With the British in his front, Washington began to feel increasingly pressed by the loyalists and Indians in his rear. The six tribes of the Iroquois federation, whose territory abutted the settlements of the Americans, had played a complicated political game since before Washington’s alliance with the Half King. Now the confederacy was splitting. Four of the tribes, including the powerful Seneca at the western end of Iroquoia and the Mohawks at the eastern end, had sided with the British. Only the Oneida and Tuscarora had allied themselves with the patriot cause.
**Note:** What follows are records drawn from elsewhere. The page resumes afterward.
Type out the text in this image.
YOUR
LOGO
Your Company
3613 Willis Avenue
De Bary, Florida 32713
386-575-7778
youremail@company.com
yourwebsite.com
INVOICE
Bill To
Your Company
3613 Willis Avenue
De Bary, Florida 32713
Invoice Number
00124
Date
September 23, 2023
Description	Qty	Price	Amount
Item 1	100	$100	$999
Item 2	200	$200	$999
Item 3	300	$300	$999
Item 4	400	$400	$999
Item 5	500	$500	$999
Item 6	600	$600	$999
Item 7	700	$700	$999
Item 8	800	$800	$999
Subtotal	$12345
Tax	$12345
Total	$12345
Beginning in the spring of 1778, raids against frontier villages in Pennsylvania and New York grew increasingly frequent. In June, Colonel John Butler led a force of four hundred loyalists and five hundred Seneca Indians from the British base at Fort Niagara on the western end of Lake Ontario down to the Wyoming Valley. This fertile bottomland lay along the Susquehanna River between two ridges of hills in northeastern Pennsylvania, near the site of present day Wilkes-Barre. The settlers there had built a series of small forts where they could seek refuge.
Butler’s war party surprised and captured several of these forts. Three hundred patriot militiamen gathered to march against Butler. In a hot firefight, the Indians got the best of the settlers and set on them with tomahawks and knives. Blood flowed—all but sixty of the patriots were killed or captured. Those taken prisoner had ample opportunity to envy the dead as the Seneca braves inflicted on them slow and imaginative tortures. Having taken 227 scalps, Butler ran the rest of the civilians out and burned more than a thousand houses, leaving the Wyoming Valley a wasteland.
The massacre terrified settlers across the backlands of New York and Pennsylvania. In October 1778, Walter Butler, John’s son, joined with Joseph Brant, a gifted Mohawk leader, to mount an assault on Cherry Valley, just south of the Mohawk River in New York State. The 200 rangers and 500 Indians approached the prosperous settlement, where New York officials had posted 250 Continental Army infantrymen for protection. The patriot colonel ignored warnings. The raiders descended, slaughtered him and his officers, killed thirty civilians, took forty prisoners, and put the town to the torch. Women and children were among the dead. “The bloody scene,” a white trader reported, “is almost past description.”